There will be another economic forecast before budget writers start work on the 2026–27 fiscal year plan.

“In a tight budget year, we protected the key services and programs Coloradans and their families rely on, but Colorado can simply not absorb the proposed federal cuts to Medicaid and SNAP,” Representative Emily Sirota, a Denver Democrat, said in a statement after the forecast.

Both sets of economists predict that state tax revenue will exceed the limit set by the Taxpayer’s Bill of Rights over the next few years, but that surplus will be small. Colorado is required to refund excess revenue back to taxpayers through a variety of mechanisms, and the anticipated surpluses may not cover required property tax reimbursements to local governments. The Legislature may need to spend $72 million in the upcoming fiscal year and $154 million in the following fiscal year to make up the difference, according to the LCS. The small TABOR surplus also means there probably will not be an income tax reduction or Family Affordability Tax Credit for the 2026 tax year. OSPB does predict those tax credits will be triggered for the 2025 tax year.
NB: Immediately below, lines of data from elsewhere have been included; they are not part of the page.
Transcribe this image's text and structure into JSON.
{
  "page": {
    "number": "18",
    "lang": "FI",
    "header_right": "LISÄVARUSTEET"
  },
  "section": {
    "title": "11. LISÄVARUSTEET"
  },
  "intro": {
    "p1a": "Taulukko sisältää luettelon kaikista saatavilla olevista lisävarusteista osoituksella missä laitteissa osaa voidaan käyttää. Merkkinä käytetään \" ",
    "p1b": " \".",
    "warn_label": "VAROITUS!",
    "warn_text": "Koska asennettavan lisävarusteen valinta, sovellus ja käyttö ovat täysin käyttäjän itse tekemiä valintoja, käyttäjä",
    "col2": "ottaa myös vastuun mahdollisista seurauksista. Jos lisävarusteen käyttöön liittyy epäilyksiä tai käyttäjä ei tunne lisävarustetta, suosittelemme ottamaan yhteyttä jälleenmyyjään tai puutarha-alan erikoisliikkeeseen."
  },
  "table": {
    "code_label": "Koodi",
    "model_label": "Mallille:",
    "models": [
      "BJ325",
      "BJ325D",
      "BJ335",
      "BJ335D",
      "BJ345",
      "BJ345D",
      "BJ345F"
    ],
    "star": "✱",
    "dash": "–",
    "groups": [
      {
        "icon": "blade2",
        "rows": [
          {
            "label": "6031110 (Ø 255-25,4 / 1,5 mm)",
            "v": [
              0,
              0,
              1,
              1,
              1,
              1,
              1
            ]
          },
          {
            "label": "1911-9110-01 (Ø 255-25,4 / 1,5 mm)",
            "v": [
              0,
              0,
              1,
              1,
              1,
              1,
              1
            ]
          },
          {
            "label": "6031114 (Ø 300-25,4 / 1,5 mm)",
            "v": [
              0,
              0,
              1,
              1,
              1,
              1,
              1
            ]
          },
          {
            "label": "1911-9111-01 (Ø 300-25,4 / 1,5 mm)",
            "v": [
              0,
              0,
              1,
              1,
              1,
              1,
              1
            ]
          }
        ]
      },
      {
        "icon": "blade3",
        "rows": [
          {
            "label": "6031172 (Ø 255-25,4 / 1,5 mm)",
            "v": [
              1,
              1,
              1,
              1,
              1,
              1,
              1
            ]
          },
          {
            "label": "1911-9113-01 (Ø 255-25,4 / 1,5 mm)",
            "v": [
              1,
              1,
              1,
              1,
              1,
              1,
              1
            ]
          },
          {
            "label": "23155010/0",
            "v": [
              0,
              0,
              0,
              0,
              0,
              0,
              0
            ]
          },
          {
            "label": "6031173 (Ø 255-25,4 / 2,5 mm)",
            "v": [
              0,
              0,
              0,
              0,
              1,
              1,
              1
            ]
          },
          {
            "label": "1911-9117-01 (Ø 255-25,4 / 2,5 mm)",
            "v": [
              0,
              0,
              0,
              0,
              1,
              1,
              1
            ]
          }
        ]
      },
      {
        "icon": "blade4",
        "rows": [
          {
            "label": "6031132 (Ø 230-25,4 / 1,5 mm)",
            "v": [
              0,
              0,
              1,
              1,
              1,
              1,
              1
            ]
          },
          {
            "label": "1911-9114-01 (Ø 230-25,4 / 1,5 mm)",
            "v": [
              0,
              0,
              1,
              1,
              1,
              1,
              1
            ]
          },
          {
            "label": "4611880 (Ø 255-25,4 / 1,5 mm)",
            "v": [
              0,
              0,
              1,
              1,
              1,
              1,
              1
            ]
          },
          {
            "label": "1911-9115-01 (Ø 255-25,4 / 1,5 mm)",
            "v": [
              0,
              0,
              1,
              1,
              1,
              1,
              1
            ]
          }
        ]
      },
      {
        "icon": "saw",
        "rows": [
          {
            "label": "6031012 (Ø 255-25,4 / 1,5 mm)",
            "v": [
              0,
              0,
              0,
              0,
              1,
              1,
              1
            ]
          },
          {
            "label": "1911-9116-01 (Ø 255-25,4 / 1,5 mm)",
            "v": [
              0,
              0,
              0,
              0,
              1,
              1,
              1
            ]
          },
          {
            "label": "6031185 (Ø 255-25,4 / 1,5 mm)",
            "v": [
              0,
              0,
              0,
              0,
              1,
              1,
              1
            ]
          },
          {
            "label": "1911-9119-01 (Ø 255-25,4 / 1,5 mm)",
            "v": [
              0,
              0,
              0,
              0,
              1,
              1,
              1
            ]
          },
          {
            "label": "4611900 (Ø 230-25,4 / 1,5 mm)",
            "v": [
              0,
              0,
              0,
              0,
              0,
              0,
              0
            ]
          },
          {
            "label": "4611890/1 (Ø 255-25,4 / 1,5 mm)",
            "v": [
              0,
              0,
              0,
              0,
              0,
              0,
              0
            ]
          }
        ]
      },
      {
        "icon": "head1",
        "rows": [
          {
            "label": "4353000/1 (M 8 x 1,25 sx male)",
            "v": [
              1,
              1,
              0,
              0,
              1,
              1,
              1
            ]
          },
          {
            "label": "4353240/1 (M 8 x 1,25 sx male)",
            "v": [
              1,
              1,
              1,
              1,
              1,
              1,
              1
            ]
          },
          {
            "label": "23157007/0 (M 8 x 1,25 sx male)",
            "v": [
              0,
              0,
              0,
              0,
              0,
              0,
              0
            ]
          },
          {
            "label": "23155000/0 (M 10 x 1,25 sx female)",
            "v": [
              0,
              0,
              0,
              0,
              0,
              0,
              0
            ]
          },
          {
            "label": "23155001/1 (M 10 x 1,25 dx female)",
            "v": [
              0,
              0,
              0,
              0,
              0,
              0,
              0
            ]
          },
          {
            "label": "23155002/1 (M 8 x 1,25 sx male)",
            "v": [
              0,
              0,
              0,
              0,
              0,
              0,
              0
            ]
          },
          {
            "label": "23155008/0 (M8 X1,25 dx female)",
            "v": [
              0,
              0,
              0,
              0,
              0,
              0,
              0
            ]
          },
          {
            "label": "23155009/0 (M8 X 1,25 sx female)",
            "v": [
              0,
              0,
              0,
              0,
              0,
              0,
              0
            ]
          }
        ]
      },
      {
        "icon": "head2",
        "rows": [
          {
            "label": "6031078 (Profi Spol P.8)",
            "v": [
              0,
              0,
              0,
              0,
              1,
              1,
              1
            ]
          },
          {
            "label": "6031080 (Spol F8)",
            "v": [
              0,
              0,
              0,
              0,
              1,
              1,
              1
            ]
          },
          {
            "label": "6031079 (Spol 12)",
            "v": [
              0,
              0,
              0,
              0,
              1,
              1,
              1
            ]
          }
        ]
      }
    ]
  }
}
Due to lower income tax revenue and several pieces of recent state legislation, Colorado is anticipated to have $313 million less in its general fund during the 2025–26 fiscal year than what was previously projected, according to LCS.

Much of the projected excess costs to the general fund come from a ballot measure funding law enforcement recruitment and training that voters passed last year. The General Fund will also have about $230 million less in the 2026–27 fiscal year to implement a new school funding plan by moving that money to the State Education Fund.